Третьяк поклонился еще раз и оставил вопрос без ответа. Лукерье отчего-то захотелось его догнать, узнать, расспросить. Уже выскочила из горницы, пошла по сеням, да шаг ее замедлился.
«Что ж я делаю?» – билась бабочкой мысль.
Платок упал с плеч, она наклонилась и заревела громко, да не об Аксинье.
Звенели бубенцы, долго, бесконечно долго. И скоро показались колымаги, телеги – убранные цветами и лентами, звонко кричавшие десятками глоток: «Славим молодых!»
Высокий крепкий молодец в алом кафтане вышел и помог невесте спуститься с золоченой колымаги. Та радостно льнула к нему, уцепилась за руку и не отпускала. Убрать окаянную, оттащить в овраг, сорвать венец с головы…
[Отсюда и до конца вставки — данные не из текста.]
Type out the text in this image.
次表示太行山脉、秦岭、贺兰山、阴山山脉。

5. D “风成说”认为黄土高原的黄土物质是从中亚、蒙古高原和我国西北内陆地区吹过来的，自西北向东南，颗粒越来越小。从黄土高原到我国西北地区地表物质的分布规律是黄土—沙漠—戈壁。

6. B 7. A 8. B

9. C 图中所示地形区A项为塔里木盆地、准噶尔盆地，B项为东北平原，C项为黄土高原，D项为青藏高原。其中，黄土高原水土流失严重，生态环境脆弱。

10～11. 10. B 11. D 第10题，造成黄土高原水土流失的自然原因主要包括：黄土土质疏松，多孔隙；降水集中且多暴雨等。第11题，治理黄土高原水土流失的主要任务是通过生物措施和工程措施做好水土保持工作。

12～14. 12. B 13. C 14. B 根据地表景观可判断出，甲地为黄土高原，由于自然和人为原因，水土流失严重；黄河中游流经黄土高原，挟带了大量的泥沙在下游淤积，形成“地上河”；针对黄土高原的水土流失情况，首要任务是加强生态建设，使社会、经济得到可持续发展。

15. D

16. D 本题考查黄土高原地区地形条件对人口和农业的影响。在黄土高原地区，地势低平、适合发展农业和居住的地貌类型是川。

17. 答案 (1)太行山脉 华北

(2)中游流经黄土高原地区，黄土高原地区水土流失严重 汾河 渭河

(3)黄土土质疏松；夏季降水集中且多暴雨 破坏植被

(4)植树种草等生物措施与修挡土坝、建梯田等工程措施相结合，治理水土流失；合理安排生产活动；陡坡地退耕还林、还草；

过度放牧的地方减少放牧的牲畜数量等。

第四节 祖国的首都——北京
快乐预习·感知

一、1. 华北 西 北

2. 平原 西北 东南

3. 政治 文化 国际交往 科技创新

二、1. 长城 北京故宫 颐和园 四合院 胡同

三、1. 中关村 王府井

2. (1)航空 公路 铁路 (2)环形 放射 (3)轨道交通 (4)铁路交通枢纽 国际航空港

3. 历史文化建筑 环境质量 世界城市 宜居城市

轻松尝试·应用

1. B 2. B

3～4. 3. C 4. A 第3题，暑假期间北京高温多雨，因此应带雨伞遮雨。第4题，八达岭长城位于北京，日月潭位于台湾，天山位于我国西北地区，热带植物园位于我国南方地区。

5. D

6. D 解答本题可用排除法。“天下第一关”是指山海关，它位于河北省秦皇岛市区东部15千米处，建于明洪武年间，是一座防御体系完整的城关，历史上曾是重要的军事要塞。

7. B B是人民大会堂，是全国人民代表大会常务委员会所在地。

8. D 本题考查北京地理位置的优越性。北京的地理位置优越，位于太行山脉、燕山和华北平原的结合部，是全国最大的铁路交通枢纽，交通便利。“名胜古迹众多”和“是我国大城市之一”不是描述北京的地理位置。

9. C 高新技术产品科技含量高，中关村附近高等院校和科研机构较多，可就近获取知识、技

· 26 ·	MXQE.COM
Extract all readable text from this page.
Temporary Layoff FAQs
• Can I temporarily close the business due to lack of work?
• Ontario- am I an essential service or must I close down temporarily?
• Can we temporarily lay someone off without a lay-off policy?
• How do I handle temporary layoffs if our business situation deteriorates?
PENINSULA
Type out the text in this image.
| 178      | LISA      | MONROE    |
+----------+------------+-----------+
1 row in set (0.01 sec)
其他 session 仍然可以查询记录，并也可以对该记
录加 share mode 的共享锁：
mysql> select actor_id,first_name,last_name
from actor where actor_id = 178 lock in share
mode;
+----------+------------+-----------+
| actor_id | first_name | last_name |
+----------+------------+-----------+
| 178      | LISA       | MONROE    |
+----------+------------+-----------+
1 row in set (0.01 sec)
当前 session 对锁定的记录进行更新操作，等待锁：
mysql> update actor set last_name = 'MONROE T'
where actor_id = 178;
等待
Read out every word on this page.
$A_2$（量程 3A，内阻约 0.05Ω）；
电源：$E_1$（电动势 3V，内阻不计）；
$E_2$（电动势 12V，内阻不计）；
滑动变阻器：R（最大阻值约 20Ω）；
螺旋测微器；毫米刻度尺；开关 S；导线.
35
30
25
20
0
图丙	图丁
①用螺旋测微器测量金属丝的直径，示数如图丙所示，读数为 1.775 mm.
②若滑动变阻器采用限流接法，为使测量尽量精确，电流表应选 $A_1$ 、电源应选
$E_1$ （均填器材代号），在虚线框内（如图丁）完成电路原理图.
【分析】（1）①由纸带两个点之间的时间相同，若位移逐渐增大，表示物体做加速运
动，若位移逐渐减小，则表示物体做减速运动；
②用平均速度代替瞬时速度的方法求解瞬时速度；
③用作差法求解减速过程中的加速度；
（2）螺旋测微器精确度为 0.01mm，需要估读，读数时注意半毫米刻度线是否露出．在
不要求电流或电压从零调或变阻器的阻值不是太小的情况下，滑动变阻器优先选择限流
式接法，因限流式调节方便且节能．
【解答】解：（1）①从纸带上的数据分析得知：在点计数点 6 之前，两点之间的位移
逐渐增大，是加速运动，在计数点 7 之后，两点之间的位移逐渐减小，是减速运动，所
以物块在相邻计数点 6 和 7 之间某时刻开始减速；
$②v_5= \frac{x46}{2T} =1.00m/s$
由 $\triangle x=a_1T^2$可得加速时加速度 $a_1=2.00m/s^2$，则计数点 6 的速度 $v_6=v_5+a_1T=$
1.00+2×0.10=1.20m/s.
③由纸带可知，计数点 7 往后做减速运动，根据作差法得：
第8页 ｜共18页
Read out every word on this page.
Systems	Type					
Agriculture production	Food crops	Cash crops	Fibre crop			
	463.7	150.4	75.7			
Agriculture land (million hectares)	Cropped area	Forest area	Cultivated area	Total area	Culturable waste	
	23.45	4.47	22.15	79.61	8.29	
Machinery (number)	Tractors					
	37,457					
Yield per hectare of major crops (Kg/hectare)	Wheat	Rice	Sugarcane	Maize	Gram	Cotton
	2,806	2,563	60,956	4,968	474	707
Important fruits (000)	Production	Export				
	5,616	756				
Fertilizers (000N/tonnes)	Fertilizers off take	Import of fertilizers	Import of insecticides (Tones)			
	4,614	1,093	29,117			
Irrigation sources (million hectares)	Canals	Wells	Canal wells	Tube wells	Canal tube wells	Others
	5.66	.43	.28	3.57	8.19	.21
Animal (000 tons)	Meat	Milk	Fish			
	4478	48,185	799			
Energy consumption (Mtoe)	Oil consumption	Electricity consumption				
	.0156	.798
Да в чем же виновата она, молодая, глупая девка? Все богач, охальник, словоблуд – обманул.
– Степан! Степан!
Звала, да только он не слышал и вел в хоромы свои молодую жену, позабыв о блуднице. Она кричала и плакала, и гости все исчезли в доме. А когда Аксинья пошла вслед за ними, то уперлась в закрытые ворота. Крикнула дико и взмыла в воздух, точно всю жизнь так могла.
Билось в голове: «Знала я, знала, предаст меня Степушка».
Она летала над Солью Камской, и руки обратились в крылья, и кожа обрела легкость и покрылась перьями. Красота города на миг отвлекла от горя: золотились купола храмов, торчали вверх птичьими головами башни, синела Усолка.
Но вспомнила Аксинья про дочку. Покружилась над улицей, радуясь новому обличью, подивилась, как чудно все сверху. И опустилась возле окошка.
Зоркие глаза усмотрели пиршество через мутную слюду. Молодая жена целовала Степана Строганова, и Нютка подавала чашу супругам. Аксинья залилась слезами от предательства дочкиного, но чем дольше глядела, тем больше радовалась: не погубит мачеха синеглазку.
Собралась уже улететь в лес и забиться меж толстых ветвей, да увидела, что внесли блюдо в трапезную. А на нем голый младенец сучил ручками-ножками и плакал. Аксинья узнала свое дитя, и захлопала крыльями, и заклекотала, да только молодая жена взяла в руки нож.
Окунули ее в жидкое пламя, залили в глотку три бадьи кипятка, чтобы внутренности спеклись. Аксинья слышала, как молится женщина, как воет ветер за окном, как скребут ветки по крыше.
Не открывая глаза, она ощупала живот. Сколько дней лежит в бреду? Неведомо.
Живот оказался плоским. Тот, кто сидел в утробе ее, вышел наружу. Живой ли, мертвый ли, Аксинья не ведала. Огонь, горевший внутри, лишал сил и намекал, что сын не выжил. Она попыталась открыть глаза, но веки, словно сшитые чьей-то дерзкой рукой, отказывались сделать сие нехитрое действо.